Milli takımımızın gelişimi de Türkiye'deki satrancın gelişimine paralel olarak ilerliyor. Dünya Satranç Olimpiyatı, uluslararası alanda satrancın en zor turnuvasıdır. Ülkeler buraya en iyi takımlarıyla, en iyi oyuncularıyla gelir. Milli takımımız 2022’de Hindistan’da düzenlenen turnuvayı Açık kategoride 28. sırada tamamladı. Son olimpiyattan bu yana takımda yer alan sporcularımız kişisel kariyerlerinde önemli gelişmeler yaşadı. Biz de olimpiyatlara 10 ay kala sporcularımıza özel çalışma imkânları tanıdık. Onların da arzusu doğrultusunda dünyanın önde gelen antrenörleriyle belirli dönemlerde çalışma olanakları oldu.

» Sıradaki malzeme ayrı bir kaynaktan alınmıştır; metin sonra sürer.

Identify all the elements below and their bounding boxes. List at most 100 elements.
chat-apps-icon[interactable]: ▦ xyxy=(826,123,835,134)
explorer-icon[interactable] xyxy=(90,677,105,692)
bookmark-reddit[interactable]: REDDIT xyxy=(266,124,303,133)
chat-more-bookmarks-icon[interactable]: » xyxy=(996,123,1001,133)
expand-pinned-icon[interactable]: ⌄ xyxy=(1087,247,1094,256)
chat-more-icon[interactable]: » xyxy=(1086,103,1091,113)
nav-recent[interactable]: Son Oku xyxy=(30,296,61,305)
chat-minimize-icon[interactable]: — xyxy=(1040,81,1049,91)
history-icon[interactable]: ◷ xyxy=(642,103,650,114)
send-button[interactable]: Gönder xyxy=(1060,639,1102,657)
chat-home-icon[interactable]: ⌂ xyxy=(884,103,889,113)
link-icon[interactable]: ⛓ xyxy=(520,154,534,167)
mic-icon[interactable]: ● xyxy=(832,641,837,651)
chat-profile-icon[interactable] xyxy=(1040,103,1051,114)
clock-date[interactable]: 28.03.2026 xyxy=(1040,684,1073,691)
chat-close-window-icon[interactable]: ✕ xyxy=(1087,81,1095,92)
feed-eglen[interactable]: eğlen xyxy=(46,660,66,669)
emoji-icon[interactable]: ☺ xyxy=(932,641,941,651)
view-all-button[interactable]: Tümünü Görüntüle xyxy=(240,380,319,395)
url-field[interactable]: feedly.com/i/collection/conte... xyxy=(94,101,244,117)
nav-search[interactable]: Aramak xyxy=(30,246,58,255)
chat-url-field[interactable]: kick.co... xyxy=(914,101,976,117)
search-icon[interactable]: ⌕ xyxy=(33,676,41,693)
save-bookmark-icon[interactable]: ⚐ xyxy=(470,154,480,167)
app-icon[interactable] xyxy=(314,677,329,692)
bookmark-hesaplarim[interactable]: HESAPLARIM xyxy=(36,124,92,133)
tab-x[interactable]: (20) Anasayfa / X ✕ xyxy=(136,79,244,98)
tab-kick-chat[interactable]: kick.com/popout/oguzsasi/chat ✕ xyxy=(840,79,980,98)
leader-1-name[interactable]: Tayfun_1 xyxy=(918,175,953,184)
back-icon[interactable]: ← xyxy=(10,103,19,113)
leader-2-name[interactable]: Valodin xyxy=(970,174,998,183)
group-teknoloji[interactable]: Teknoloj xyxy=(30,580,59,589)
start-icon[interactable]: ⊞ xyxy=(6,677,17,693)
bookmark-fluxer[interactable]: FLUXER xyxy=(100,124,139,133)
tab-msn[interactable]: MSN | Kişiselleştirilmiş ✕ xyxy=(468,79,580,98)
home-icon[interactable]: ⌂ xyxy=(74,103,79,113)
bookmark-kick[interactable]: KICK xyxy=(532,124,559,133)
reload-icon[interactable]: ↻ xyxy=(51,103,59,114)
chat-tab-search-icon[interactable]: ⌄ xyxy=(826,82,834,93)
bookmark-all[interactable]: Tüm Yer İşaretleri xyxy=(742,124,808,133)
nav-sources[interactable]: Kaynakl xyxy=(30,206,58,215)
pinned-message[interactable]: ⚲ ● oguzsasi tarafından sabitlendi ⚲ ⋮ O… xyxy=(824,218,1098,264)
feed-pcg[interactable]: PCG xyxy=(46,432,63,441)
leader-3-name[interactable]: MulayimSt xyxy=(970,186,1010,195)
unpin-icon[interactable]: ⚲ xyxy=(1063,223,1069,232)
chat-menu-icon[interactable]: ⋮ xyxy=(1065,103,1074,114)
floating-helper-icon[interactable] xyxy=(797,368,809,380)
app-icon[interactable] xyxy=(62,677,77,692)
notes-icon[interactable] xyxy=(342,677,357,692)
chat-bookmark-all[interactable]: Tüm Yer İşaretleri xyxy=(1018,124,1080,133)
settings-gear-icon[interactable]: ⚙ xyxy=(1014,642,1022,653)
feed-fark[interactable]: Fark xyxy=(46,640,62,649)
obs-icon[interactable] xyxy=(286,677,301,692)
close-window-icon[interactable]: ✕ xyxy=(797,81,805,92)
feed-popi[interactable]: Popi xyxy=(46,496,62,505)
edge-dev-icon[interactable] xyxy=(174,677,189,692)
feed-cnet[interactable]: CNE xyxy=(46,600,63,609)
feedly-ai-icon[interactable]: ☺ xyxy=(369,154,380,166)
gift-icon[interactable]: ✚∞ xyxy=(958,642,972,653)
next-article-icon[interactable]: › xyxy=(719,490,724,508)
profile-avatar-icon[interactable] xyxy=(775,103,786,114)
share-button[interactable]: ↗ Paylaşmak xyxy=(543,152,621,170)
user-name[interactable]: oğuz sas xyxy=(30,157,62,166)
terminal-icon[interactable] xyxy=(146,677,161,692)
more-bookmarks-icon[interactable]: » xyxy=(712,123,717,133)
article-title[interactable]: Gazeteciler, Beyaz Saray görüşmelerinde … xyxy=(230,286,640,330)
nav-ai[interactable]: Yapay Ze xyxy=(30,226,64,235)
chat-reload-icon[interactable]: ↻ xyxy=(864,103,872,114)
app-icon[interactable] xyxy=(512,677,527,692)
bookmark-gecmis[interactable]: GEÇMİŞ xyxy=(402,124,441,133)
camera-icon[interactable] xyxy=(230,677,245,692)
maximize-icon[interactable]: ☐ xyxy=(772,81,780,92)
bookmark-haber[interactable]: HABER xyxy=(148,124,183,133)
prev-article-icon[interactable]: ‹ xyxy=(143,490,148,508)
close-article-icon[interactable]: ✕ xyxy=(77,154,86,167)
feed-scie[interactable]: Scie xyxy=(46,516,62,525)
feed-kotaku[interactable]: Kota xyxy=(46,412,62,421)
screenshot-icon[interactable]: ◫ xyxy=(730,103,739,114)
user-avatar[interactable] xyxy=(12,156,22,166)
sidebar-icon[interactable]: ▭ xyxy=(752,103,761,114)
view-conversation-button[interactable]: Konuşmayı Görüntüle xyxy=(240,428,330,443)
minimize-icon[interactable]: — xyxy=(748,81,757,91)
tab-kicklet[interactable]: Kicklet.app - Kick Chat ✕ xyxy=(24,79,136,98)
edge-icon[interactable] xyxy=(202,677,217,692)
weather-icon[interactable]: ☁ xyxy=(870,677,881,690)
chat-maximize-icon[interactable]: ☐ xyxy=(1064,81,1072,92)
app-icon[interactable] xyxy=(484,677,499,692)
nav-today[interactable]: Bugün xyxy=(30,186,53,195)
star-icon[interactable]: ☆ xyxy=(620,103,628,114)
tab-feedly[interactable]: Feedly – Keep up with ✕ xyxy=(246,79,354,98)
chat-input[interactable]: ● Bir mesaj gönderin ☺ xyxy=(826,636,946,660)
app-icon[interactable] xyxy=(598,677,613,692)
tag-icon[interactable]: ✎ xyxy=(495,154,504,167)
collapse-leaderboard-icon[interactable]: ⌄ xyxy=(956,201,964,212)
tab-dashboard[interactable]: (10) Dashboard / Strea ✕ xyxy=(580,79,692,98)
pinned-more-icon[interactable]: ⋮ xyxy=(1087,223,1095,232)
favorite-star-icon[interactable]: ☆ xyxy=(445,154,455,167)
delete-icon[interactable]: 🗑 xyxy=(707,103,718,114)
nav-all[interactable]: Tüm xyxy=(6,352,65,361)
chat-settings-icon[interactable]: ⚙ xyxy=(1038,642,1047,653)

Budapeşte’de takımımızın geçmiş olimpiyatlara göre daha da ileriye gideceğine ve önemli başarılar elde edeceğine inanıyorum ama tabii her olimpiyatın kendine göre farklı zorlukları var. Bizim için önemli olan burada başarılı olacak sporcularımızın, ülkemizde satranca başlayanlar tarafından yeni rol modeller olarak benimsenmesi, bu alanda da bir başarının mümkün olduğunun görülebilmesi…

Olimpiyat gibi önemli organizasyonlarda başarı elde edilmesinin önünde var olduğunu düşündüğüm cam duvarların kaldırılmasının önemli olduğuna inanıyorum. Daha önce bir sporcunun bu başarıyı elde ettiğini görmeyince genç bir sporcu için böyle bir hedef koymak kolay olmuyor. Bir kere bu duvarın aşılmasını sağlarsak, arkadan gelenlere de çok önemli yollar açılmış olacak. Bizim esasen Olimpiyat desteğimizin temel amacı da bu cam duvarların yıkılabilmesi; ülkemiz çocuklarının ve gençlerinin istediklerinde ve gayret ettiklerinde neleri başarabileceklerini görmeleridir.